Le sommet, qui devrait rassembler une centaine de personnes, parmi lesquelles des chefs d’entreprise, des universitaires, des représentants de la société civile et des ministres du monde entier se déroulera les 1 et 2 novembre prochain à Bletchley Park. Le 1er jour sera consacré à des discussions sur les risques associés aux modèles de pointe, sur l’atténuation de ces risques et sur les opportunités de ces modèles et donnera lieu à un communiqué, signé par les délégations des pays, sur leurs accords face aux risques et aux opportunités des modèles de frontière. Si un consensus international est atteint, le projet de l’UK de mettre en place un “AI Safety Institute”, pourrait voir le jour.
Le lendemain, une vingtaine de personnes, notamment des représentants du G7 partageant la même vision de la réglementation de l’IA que l’UK, se retrouveront pour évoquer le futur de l’IA et débattre sur la façon dont les agences de sécurité nationale peuvent examiner les versions les plus dangereuses de cette technologie.
Rivalité entre la France et l’UK
Les deux pays veulent se positionner en tant que leader de l’IA sur le continent européen et, pourquoi pas, sur la scène mondiale. Deux semaines après l’AI Safety Summit, le 17 novembre, une “conférence européenne de référence sur l’Intelligence Artificielle” dédiée aux acteurs-clés de l’industrie, sera organisée par Xavier Niel, à Station F, dont il est d’ailleurs le fondateur.

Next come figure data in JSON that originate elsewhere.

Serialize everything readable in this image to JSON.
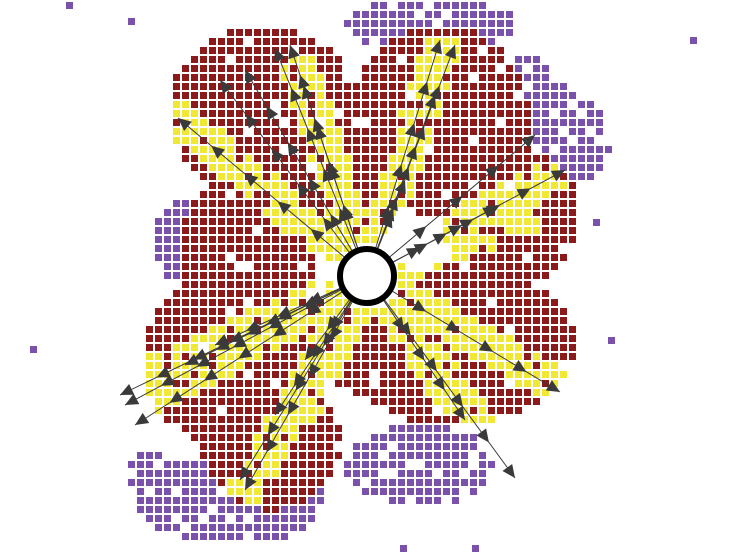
{
  "colors": {
    "background": "#ffffff",
    "purple_cell": "#7b52ab",
    "red_cell": "#8b1a1a",
    "red_cell_dark": "#2a0000",
    "yellow_cell": "#f0e832",
    "arrow": "#3a3a3a",
    "center_ring": "#000000"
  },
  "legend": [],
  "labels": []
}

Elle a pour ambition de mettre en lumière les dernières avancées de l’IA, de décrypter l’impact des derniers modèles d’IA sur le monde de l’entreprise et d’anticiper les prochaines tendances.
Le groupe technologique Iliad, dont Xavier Niel est le propriétaire, annonçait le mois dernier près de 200 millions d’investissements stratégiques dans l’IA, dédiés notamment à l’achat d’un supercalculateur pour l’un de ses datacenters et sa filiale Scaleway, mais aussi à la création d’un laboratoire de recherche de pointe en IA, à Paris.

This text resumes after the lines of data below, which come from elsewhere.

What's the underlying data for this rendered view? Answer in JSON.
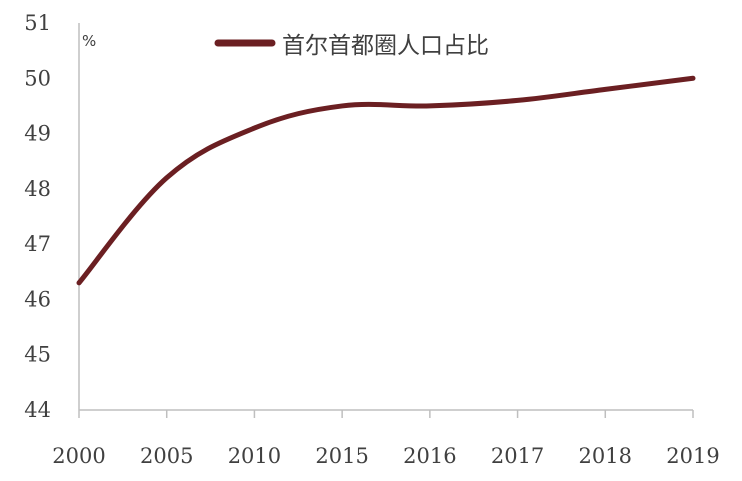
{
  "chart_data": {
    "type": "line",
    "categories": [
      "2000",
      "2005",
      "2010",
      "2015",
      "2016",
      "2017",
      "2018",
      "2019"
    ],
    "series": [
      {
        "name": "首尔首都圈人口占比",
        "values": [
          46.3,
          48.2,
          49.1,
          49.5,
          49.5,
          49.6,
          49.8,
          50.0
        ],
        "color": "#6b1f22"
      }
    ],
    "ylim": [
      44,
      51
    ],
    "yticks": [
      44,
      45,
      46,
      47,
      48,
      49,
      50,
      51
    ],
    "yunit": "%",
    "legend_position": "top",
    "grid": false
  }
}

D’après les experts, bien que le Royaume-Uni aspire à donner à son groupe de travail sur l’IA un rôle international, il est peu probable que les gouvernements se mettent d’accord sur une nouvelle organisation internationale pour examiner l’IA de pointe.
Selon Claire Trachet, PDG du cabinet de conseil aux entreprises Trachet, l’Europe, pour avoir un impact significatif dans le paysage de l’IA, doit tirer parti de ses ressources collectives, favoriser la collaboration et investir. Elle déclare :
“Cela signifie combiner les forces du Royaume-Uni, de la France et de l’Allemagne, pour éventuellement créer une alternative convaincante dans les 10 à 15 prochaines années qui perturbe le paysage de l’IA, mais encore une fois, cela nécessiterait une vision fortement stratégique et une approche collaborative”.